The whole point of the leading indication is to get messages about the future state of the economy based on what economic forces are doing to lumber prices. But when prices are not moving based on those economic forces, but rather based on exogenous events, it’s like shooting the messenger.
Lumber prices typically also lead new home sales by about a year:One of the most interesting correlations of all is how lumber prices move in step with consumer sentiment, at least most of the time. Here is a comparison between lumber futures and the University of Michigan’s Consumer Sentiment Index:
As with the other relationships to lumber prices, this one had been wonderful right up until the big blowoff. There is no way that consumer sentiment can see the same degree of excess, and so it does not. Nor does sentiment feel the big collapse that lumber prices have displayed. It is best to just put your thumb over that part of the chart.
My estimation is that, for about the next year or so, lumber’s economic message is effectively worthless. It is very much like how the surf forecast for Southern California beaches is normally very reliable, except on the day when the asteroid falls into the ocean. Eventually the waves will return to normal, and answer to the forces of wind and tide, but the tsunami has to get done first.
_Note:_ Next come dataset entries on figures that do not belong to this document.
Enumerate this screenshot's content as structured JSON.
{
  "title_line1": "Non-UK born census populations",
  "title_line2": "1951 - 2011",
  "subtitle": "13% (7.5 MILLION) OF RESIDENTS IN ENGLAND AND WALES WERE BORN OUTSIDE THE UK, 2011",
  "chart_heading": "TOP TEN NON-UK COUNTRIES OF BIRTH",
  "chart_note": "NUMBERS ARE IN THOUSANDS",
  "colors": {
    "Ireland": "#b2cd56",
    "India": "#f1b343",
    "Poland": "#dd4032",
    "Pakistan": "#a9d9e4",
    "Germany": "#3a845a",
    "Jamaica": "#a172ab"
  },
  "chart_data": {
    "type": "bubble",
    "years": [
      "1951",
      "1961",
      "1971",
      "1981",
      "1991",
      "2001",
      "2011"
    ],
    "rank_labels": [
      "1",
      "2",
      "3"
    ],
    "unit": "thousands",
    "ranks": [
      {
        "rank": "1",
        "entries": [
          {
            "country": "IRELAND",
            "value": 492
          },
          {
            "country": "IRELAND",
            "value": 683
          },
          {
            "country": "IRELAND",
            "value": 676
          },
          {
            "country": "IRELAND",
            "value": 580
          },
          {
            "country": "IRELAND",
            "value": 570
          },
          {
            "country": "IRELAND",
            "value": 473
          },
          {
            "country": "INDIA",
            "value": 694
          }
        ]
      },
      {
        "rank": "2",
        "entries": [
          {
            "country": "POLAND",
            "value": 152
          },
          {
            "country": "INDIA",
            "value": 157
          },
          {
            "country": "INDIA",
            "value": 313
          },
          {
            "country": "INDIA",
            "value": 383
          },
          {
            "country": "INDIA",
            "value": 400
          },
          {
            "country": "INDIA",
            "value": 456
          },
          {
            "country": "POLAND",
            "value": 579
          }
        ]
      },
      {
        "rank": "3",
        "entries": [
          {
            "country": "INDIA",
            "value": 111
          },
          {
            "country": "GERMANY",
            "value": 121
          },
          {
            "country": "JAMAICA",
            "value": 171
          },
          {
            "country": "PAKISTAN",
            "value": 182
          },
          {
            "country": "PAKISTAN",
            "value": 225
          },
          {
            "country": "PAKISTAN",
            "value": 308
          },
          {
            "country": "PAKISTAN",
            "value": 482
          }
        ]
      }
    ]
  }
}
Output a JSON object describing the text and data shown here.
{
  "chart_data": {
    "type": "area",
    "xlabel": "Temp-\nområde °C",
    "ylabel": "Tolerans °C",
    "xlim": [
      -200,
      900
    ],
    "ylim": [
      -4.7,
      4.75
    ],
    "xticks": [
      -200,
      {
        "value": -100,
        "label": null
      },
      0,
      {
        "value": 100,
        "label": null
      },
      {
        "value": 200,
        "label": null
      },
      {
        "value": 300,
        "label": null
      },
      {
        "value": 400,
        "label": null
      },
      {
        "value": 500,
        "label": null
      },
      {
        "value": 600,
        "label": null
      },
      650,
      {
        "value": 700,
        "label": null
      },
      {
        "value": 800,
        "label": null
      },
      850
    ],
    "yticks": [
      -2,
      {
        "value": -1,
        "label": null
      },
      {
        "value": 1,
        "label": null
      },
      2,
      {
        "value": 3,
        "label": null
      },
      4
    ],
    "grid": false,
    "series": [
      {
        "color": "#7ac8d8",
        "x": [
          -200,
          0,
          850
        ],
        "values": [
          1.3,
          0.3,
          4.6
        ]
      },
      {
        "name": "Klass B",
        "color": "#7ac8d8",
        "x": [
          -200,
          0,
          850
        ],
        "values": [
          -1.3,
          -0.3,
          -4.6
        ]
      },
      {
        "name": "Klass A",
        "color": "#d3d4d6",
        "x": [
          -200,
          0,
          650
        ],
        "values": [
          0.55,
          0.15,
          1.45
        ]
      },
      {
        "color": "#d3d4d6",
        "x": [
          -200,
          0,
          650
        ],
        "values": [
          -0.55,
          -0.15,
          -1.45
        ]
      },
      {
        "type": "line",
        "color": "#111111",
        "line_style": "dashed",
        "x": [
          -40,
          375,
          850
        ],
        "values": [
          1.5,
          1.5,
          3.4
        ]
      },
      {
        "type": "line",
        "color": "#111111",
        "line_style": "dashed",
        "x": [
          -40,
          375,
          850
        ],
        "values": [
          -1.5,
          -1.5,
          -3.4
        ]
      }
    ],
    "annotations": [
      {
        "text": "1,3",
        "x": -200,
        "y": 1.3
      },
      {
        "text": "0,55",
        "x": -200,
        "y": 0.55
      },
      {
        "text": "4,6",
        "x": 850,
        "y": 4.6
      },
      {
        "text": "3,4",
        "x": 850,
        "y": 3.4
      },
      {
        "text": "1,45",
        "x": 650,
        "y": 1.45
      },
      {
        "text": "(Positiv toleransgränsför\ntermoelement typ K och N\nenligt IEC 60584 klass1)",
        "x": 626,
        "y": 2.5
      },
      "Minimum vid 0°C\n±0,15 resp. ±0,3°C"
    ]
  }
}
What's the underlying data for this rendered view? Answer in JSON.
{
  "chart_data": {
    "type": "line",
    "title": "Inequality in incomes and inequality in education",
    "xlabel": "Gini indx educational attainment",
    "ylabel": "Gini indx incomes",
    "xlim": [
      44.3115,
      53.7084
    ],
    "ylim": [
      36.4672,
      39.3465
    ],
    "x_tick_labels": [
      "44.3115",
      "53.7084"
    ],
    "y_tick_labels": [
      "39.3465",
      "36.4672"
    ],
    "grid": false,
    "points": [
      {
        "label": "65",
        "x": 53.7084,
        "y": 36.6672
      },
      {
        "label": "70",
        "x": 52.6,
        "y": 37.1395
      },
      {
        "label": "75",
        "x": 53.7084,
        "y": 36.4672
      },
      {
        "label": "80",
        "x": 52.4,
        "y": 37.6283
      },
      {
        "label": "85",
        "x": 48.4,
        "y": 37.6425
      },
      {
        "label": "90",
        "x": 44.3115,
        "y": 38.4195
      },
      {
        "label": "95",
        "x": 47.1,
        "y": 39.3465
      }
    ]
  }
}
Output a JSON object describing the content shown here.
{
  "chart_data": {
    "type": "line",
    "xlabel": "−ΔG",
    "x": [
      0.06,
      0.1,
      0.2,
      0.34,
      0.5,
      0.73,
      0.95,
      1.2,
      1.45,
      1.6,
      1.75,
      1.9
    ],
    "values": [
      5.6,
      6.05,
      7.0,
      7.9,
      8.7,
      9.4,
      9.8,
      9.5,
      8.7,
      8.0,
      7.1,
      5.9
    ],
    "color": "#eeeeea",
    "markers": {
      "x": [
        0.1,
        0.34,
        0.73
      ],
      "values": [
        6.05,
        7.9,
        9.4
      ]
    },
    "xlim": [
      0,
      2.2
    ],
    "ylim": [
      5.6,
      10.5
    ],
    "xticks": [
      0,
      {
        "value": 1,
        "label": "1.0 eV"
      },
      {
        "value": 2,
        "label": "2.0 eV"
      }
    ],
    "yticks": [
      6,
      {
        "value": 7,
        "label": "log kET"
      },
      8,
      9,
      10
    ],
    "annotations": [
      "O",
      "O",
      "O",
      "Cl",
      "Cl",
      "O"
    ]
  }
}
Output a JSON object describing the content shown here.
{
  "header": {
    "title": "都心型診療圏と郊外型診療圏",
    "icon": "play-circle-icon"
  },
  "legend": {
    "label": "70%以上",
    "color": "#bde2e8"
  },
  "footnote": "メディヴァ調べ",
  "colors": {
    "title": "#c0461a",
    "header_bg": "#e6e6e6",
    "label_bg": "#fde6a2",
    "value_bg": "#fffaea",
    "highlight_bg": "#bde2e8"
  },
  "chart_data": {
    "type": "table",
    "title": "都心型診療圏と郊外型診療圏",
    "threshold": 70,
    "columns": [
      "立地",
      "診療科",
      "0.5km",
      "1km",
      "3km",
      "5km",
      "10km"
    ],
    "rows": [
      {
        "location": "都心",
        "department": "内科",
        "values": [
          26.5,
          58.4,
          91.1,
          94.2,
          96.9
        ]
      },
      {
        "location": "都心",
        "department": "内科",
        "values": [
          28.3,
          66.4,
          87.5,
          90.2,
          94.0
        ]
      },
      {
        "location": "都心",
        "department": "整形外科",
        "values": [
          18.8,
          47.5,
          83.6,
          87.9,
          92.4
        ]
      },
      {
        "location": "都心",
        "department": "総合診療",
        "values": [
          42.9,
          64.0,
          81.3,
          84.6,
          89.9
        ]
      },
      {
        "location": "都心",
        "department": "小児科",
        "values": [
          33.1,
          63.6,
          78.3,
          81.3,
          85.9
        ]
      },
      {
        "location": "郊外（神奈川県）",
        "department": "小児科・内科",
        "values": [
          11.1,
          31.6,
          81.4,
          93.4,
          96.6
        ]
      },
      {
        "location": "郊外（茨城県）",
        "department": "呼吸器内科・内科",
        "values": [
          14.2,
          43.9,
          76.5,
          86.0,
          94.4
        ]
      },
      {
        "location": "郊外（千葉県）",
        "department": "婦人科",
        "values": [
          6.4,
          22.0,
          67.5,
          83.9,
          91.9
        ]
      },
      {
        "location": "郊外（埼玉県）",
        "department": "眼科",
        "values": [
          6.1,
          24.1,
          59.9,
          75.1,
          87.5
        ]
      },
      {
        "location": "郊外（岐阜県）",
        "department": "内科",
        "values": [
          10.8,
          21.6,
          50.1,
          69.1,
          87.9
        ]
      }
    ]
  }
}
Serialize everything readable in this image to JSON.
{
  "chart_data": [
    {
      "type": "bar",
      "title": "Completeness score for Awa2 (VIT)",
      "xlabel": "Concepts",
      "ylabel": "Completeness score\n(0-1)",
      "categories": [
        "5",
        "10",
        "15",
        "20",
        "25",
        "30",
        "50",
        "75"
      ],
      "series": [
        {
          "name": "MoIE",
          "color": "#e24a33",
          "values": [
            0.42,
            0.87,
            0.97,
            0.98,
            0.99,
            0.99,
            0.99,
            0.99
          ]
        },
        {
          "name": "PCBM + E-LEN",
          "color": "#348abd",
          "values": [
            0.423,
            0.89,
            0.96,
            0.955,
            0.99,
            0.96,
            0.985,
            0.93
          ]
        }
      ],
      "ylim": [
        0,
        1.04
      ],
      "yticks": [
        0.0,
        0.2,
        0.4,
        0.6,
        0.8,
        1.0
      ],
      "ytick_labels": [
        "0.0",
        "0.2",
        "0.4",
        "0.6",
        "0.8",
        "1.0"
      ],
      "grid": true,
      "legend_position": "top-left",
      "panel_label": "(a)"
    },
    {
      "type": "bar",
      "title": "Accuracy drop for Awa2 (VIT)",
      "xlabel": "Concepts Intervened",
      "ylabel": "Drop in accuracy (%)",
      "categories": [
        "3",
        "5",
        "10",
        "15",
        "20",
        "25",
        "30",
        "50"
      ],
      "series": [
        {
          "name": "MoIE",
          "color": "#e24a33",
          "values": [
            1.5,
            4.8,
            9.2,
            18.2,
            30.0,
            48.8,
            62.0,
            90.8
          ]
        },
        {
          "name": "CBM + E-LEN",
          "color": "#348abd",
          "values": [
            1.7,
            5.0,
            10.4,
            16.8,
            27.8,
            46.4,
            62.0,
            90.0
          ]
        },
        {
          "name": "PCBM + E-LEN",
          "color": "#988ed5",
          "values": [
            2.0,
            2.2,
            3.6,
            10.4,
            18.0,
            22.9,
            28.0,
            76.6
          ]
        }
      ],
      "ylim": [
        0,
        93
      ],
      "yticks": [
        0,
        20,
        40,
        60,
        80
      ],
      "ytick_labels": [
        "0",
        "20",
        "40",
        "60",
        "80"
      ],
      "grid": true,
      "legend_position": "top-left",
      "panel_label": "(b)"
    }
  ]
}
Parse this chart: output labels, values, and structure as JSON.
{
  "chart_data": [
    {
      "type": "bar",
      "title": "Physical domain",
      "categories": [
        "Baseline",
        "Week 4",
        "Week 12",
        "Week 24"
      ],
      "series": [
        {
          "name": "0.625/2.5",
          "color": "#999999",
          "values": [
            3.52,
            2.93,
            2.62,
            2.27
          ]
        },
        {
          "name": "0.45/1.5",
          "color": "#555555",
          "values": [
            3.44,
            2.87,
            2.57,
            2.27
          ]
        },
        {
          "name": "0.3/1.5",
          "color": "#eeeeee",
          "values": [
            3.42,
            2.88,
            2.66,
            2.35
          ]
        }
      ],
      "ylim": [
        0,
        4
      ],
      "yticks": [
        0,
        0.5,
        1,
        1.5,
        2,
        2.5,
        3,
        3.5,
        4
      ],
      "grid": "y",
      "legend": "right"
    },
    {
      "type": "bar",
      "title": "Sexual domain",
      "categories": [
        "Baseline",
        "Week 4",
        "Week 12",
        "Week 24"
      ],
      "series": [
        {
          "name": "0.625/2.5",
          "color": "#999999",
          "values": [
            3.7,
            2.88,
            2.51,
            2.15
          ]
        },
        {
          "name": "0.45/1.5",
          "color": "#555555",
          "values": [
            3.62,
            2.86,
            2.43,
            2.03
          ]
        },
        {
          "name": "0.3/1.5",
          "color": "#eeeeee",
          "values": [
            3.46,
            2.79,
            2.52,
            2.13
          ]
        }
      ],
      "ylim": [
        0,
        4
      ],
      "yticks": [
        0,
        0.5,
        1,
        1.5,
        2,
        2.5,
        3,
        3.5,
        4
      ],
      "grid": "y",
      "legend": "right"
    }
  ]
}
The magnitude of the lumber futures market blowoff even becomes evident when we compare it to what timber prices were doing. As an aside, “timber” refers to the raw logs, either standing in a forest of just freshly cut. To turn timber into finished lumber, you have to add cost factors for transportation, labor, fuel, electricity and capital costs. Here is a comparison of lumber prices to western Washington timber prices:
The two plots usually move in lock-step, which is as one would expect. Higher lumber prices mean that mills are willing to pay more to buy logs. But things got interesting in the spring of 2018. Timber prices peaked in February 2018, and lumber made an initial peak in step with that timber price peak. But then, lumber futures swooped up another 23% to an even higher blowoff peak, while timber prices were declining. It was the timber market’s way of saying, “Nahhh, we ain’t buying this blowoff.”
Now the two are getting back in sync again, or so it seems, which gives us hope that eventually the lumber futures market is going to be a legitimate indicator for the economy again. But until we see evidence that things are back to normal again, lumber cannot be considered a reliable economic indicator.